The Luyas’ new record, Animator, opens in pieces. The first song, the nearly nine-minute “Montuno” starts by laying out its soft keys and synths, then in a separate movement its string arrangements. The rhythm section doesn’t come in for almost three minutes, around the same time Jessie Stein’s haunting vocals come in. They layers are exposed one by one here, showing us the elements that will combine to make that song and the rest of the tunes on this solid album.

And yet, to see them come together is to be often surprised. “Montuno” is an amazing feat and a perfect start to this record. It’s framed in a very real sadness — the band lost someone close to them just as they went in to record the record — so when Stein keens about how “it gets harder, harder, harder…” you believe every note. But while the song thinks on death and its effect on the living, it also doesn’t give in to despair. The song takes on new life when the drums kick into a more intricate, syncopated pulse in the second half of the song. The layers remain fragile, but there’s a steady foundation behind them, one that assures us there’s no self-defeat in this song, but resilience.

What’s at stake here — very real questions of mortality — hangs over everything here, so that this very dreamy pop does not get too lost in its own fantasy. The wafting textures of “Montuno” give way to the shadowy, angled guitars of “Fifty Fifty”. The strings on “Face” are bright, even pastoral, but Stein’s vocals, which usually stretch words out, pronounces clearly here, keeping the words contained, tense. Even a song like “Talking Mountains”, which is as bare and drifting as the album gets, and as hopelessly romantic — “I wasn’t waiting,” Stein tries to tell us, “I wasn’t looking for a face” — but the echo around the song rings out into that mortality on the horizon. There’s a hush to all of this, sold convincingly on songs like closer “Channeling”, that feels like the Luyas aren’t trying to duck mortality so much as they are trying to make plans as quietly and under the radar as possible.

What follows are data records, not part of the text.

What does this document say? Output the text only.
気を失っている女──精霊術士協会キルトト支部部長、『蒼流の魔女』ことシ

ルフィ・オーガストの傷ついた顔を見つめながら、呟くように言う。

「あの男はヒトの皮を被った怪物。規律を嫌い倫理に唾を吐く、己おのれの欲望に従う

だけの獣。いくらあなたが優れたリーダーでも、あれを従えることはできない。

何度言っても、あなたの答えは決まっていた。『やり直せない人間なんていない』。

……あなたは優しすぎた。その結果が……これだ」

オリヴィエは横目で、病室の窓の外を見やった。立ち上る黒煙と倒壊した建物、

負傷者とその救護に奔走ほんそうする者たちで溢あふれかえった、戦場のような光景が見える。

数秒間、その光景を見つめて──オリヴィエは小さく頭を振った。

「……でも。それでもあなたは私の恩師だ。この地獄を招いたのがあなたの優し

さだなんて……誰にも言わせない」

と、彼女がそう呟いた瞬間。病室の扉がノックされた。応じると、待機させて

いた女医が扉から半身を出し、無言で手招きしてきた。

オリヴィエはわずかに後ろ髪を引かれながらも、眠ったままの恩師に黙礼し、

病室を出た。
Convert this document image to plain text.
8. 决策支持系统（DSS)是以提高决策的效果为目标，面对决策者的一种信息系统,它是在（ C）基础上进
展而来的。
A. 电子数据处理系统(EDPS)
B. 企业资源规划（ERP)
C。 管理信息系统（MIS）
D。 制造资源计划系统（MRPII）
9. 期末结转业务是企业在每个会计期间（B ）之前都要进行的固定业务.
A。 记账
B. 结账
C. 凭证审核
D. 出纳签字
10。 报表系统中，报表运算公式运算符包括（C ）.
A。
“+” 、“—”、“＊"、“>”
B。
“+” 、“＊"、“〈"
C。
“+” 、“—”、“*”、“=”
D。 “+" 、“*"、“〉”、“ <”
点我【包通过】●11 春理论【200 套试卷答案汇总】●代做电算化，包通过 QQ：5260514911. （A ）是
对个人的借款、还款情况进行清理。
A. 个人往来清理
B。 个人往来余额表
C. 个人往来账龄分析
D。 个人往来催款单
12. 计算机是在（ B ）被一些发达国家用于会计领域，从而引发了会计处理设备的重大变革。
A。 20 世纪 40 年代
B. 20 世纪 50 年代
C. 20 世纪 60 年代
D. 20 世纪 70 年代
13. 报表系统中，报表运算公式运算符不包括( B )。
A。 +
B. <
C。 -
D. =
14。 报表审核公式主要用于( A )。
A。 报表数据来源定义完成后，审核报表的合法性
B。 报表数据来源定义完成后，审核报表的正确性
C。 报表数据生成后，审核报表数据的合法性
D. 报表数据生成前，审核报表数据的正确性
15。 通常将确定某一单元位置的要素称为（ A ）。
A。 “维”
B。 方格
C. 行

The very real worry around Animator is what makes the record move, what takes sounds and makes them convincing feeling. It’s an album that, at its best, walks a careful line meshing fragility with rock-solid rhythms and compositions. When that balance gets upset, the effect is glaring. “Earth Turner” is a rumbling center piece here, baring just a bit of teeth to keep things interesting in the middle of the record, but its final moments bloom into a flurry of laser-shooting sounds. The album, for a moment, sounds like a crowded arcade, and while it may look to switch up the texture of the record, it goes about it in a too-obvious and ineffective way. Similarly, the brief instrumental “Crimes Machine”, with its warbling ambience, feels both undercooked and forced, an unnecessary mood piece in an album with plenty of other intricate moods. So Animator is an album with a very well-built and convincing formula, one that works best when the Luyas stick to their own script. The off-book moments here, though they attempt to surprise, in the end just pull us out of what’s an otherwise hypnotizing record.